PolskaPrezydent: od nikogo nie można wymagać, by usiadł przy stole z człowiekiem, który go lżył

Prezydent: od nikogo nie można wymagać, by usiadł przy stole z człowiekiem, który go lżył

Według prezydenta Lecha Kaczyńskiego, od
nikogo nie można wymagać, by usiadł przy jednym stole z
człowiekiem, który go "lżył". W ten sposób prezydent wyjaśniał
dlaczego Lech Wałęsa nie otrzymał zaproszenia na uroczystą galę z
okazji 90. rocznicy odzyskania niepodległości.

Prezydent: od nikogo nie można wymagać, by usiadł przy stole z człowiekiem, który go lżył
Źródło zdjęć: © AFP

11.11.2008 | aktual.: 12.11.2008 03:49

W wyemitowanym we wtorek wieczorem wywiadzie dla TVP Info, prezydent był pytany, czy niezaproszenie Lecha Wałęsy na wtorkową uroczystość do Teatru Wielkiego nie było błędem.
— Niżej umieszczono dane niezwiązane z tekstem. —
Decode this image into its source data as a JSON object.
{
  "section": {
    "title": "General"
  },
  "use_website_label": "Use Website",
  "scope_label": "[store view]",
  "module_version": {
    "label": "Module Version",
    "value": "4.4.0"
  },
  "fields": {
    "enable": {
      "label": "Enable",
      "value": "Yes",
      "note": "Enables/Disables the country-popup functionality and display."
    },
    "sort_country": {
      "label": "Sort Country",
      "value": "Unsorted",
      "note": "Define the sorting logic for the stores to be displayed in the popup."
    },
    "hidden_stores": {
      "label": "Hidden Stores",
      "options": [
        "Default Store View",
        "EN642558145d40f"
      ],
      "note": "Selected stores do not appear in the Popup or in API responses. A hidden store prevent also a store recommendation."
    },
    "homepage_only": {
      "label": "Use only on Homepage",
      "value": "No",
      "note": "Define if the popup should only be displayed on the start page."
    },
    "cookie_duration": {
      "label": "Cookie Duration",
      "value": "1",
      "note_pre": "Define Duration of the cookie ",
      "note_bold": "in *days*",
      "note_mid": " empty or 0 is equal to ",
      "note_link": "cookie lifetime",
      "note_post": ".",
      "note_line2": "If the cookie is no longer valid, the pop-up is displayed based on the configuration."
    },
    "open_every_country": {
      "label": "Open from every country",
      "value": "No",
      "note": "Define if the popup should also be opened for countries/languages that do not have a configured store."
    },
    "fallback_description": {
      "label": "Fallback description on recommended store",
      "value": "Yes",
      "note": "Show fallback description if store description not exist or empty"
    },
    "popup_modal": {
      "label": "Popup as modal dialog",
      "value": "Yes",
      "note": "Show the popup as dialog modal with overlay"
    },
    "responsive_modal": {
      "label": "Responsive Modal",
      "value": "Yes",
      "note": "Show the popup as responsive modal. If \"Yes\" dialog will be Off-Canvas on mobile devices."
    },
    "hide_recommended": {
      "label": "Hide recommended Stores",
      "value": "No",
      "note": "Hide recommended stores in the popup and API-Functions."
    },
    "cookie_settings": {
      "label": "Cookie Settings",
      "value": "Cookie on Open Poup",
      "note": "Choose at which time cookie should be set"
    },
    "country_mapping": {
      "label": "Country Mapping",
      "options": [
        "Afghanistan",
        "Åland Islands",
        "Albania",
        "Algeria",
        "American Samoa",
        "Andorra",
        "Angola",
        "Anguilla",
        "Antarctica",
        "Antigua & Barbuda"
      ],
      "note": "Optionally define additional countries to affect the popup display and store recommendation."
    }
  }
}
- Trudno od kogokolwiek wymagać tego, aby siadał przy jednym stole z człowiekiem, który go w sposób niezwykle grubiański lżył - odparł prezydent.

- Każdy człowiek ma poczucie własnej godności. Na pewno to, że prezydent jest najwyższym przedstawicielem RP, nie oznacza, że jego poczucie godności polega na tym, iż wolno mu ubliżać, najbardziej grubiańskimi słowami, jaki zna język polski. A ja - skądinąd i mój brat (...) - słyszeliśmy te słowa wielokrotnie - mówił.

Zastrzegł, że nie kwestionuje zasług Lecha Wałęsy "w końcu lat siedemdziesiątych, w latach osiemdziesiątych". - I wtedy byłem obok niego - dodał.

- Nie przypominam (sobie) z tych czasów obok niego obecnego premiera - chociaż działał w podziemiu, co uczciwie przyznaję - czy obecnego marszałka Sejmu - chociaż też działał w podziemiu, też to przyznaję - natomiast ja byłem. Był też na pewną odległość, bo mieszkał w Warszawie, mój brat - zaznaczył Lech Kaczyński.

Zarówno premier Donald Tusk, jak i marszałek Sejmu Bronisław Komorowski, nie przyszli na uroczystą galę organizowaną przez prezydenta w Teatrze Wielkim.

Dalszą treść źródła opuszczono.